In some cases, the employer and employee reach a mutual agreement about severance pay at the beginning of the relationship. These agreements aren't uncommon, and they include terms and conditions that apply once the employee resigns. The agreement also may describe how the employer will calculate severance pay or what amount of severance pay is due when the employee voluntarily resigns. Well-publicized "golden parachutes" are examples of voluntary resignation severance payments to executives who receive generous payments upon their departure from the company.
There are no laws that require employers to provide severance pay, and there are few practices that provide for severance pay to be paid to employees who voluntarily resign. In certain cases, however, some employees may be entitled to severance pay when they leave the company voluntarily. Payments for voluntary resignation could result from an employer's request for volunteers, while others are part of an employment agreement negotiated before the employee started work.
The U.S. Equal Employment Opportunity Commission strongly recommends that employers follow guidelines for ensuring their severance agreements inform employees of their rights. Most severance agreements require employees to waive the right to hold the employer liable for wrongful discharge. Long-term employees may be over 40 years of age, who are afforded protection under the federal Age Discrimination in Employment Act and the Older Workers Benefit Protection Act. The EEOC is particularly concerned that employers construct severance agreements with the ADEA and the OWBPA in mind.
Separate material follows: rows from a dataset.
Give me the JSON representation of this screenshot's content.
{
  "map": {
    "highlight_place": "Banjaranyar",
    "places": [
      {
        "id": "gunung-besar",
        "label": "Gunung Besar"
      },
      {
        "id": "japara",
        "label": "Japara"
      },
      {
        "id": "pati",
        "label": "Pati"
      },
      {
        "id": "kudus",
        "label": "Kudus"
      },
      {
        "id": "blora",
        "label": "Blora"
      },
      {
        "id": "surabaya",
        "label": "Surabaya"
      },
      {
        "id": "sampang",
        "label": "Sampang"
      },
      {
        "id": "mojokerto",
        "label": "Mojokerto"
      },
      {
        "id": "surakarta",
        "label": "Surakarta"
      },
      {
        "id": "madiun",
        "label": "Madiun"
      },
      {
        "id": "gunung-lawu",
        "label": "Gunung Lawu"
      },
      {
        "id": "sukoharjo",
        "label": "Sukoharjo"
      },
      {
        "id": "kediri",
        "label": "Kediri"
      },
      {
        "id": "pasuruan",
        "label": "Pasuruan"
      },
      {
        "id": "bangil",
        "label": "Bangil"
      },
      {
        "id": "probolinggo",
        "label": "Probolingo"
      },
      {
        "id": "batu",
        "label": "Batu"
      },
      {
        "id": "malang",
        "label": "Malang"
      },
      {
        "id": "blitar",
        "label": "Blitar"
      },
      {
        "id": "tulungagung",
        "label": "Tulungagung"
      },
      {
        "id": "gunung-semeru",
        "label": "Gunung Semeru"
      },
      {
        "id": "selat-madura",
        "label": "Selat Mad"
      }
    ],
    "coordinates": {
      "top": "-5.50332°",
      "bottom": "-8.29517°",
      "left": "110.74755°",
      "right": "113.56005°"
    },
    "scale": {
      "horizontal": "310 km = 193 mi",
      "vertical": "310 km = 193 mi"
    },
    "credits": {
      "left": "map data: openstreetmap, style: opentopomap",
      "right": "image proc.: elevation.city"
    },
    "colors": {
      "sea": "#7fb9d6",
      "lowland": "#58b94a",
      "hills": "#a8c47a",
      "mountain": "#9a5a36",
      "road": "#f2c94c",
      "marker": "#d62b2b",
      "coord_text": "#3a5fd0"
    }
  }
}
Employees who are offered early retirement or buyouts should carefully consider the details and ramifications of receiving a lump sum payment and benefits in exchange for quitting their jobs. As many severance payments are tendered in a large check, the taxable amount can be significantly higher than the employee's paycheck. Incremental payments may reduce the sting of high tax rates. On the other hand, a Delaware court refused to order a bankrupt employer to pay the amounts it promised for benefits on behalf of an employee who took early retirement. The court in Aclin US Holding's bankruptcy matter concluded the employer's promise to pay for the employee's benefits weren't subject to federal rules governing employee retiree benefits; they were simply part of the employee termination. If your company ultimately closes or becomes insolvent, you risk losing future payments.